The cost of food rose slightly, mostly for takeout and other meals prepared outside the home.
Another closely watched measure of prices that strips out food and energy costs inched up 0.1% in September, the smallest increase in four months.
The yearly increase in the so-called core rate was unchanged at 2.4%.
Prices rose for rent, medical care and airline fees, but they fell sharply for used vehicles and clothing. Increases in the cost of used cars and apparel had driven up overall consumer prices during the summer.
After adjusting for inflation, hourly wages were flat last month. They’ve increased a modest 1.2% in the past year.
The survey of consumer prices tends to run hotter than the Fed’s preferred inflation barometer known as the price index for personal-consumption expenditures. The PCE is up just 1.4% over the past year — well below the Fed’s 2% annual inflation target.
Big picture: Some parts of the economy are experiencing more inflation than others, but by and large price pressures are barely causing a ripple. Slowing U.S. growth and sluggish global trade have also reduced the cost of many raw materials or partly finished goods.

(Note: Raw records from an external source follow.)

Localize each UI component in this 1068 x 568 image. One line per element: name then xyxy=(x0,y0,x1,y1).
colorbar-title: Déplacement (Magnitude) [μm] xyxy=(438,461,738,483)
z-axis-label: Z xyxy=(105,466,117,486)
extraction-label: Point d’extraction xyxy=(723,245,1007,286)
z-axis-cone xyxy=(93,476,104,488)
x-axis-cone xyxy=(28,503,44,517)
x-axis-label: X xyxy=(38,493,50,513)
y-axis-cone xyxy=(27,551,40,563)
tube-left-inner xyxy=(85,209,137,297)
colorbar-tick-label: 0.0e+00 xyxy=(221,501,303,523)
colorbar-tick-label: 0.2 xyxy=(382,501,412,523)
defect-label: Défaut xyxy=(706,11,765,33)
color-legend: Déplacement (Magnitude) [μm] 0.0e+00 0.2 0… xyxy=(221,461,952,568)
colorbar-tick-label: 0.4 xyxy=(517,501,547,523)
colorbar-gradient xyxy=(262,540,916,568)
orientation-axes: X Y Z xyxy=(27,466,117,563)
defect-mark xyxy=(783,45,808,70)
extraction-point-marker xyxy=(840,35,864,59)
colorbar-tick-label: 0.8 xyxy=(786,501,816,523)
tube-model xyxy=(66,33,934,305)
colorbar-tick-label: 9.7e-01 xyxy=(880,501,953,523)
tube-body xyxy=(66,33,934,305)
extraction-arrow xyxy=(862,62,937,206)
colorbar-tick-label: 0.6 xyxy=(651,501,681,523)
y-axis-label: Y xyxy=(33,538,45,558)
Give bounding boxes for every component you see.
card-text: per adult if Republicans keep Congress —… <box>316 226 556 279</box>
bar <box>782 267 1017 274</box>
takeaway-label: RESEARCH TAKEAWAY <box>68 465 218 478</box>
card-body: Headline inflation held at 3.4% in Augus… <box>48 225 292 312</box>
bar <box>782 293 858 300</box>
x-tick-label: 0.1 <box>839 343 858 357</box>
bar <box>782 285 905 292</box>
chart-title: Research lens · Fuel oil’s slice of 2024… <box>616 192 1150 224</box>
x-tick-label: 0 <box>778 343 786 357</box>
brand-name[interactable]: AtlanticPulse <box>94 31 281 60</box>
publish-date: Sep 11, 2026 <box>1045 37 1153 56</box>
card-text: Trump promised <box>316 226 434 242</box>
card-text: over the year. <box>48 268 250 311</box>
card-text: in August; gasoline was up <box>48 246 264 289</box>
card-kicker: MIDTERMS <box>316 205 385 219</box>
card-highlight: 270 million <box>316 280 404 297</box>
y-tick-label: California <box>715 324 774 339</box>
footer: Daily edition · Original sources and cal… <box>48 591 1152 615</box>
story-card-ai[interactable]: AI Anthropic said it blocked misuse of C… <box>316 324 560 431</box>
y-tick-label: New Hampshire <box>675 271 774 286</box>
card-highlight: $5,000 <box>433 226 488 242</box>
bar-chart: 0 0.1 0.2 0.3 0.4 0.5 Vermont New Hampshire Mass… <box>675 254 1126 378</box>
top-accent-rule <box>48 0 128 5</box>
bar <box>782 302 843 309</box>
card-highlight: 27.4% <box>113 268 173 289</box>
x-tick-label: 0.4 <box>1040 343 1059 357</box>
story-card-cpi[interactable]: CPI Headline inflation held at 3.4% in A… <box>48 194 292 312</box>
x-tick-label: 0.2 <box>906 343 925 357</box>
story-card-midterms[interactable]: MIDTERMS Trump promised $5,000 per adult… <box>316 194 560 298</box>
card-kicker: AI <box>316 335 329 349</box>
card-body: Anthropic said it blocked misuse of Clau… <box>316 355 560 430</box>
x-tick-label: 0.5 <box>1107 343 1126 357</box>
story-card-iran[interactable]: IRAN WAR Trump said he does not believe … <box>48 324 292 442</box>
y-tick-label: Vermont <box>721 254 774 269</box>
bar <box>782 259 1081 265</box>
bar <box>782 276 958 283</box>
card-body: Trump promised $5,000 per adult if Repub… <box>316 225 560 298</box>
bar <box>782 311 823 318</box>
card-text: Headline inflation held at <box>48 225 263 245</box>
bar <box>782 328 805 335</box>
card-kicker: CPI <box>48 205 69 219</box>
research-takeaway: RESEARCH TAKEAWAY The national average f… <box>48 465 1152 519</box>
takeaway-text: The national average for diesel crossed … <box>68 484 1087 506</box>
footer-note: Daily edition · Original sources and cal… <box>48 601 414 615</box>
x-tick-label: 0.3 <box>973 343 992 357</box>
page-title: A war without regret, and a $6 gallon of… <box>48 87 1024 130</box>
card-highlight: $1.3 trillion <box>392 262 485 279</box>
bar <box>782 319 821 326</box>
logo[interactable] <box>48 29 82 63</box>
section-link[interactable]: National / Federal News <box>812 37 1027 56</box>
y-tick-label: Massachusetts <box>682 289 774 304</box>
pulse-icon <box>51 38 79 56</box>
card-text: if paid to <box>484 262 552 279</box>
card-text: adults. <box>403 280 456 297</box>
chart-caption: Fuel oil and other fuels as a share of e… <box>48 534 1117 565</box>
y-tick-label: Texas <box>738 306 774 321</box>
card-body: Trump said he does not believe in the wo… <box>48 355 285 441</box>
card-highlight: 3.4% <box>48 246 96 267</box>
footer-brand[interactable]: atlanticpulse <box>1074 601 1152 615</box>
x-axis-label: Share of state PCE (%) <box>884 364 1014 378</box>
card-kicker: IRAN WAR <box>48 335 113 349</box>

With inflation largely under wraps, the Fed has said it would be prepared to cut interest rates again if the outlook for the U.S. economy worsens. The central bank is worried the U.S. trade war with China will damage a record expansion now in its 11th year.
Read: U.S. adds 136,000 jobs in September, unemployment rate hits 50-year low
Market reaction: The Dow Jones Industrial Average DJIA, +0.70% and S&P 500 SPX, +0.91% were set to open higher in Thursday trades on hopes of easing U.S.-China trade tensions.
The 10-year Treasury yield TMUBMUSD10Y, +1.36% rose slightly to 1.58%.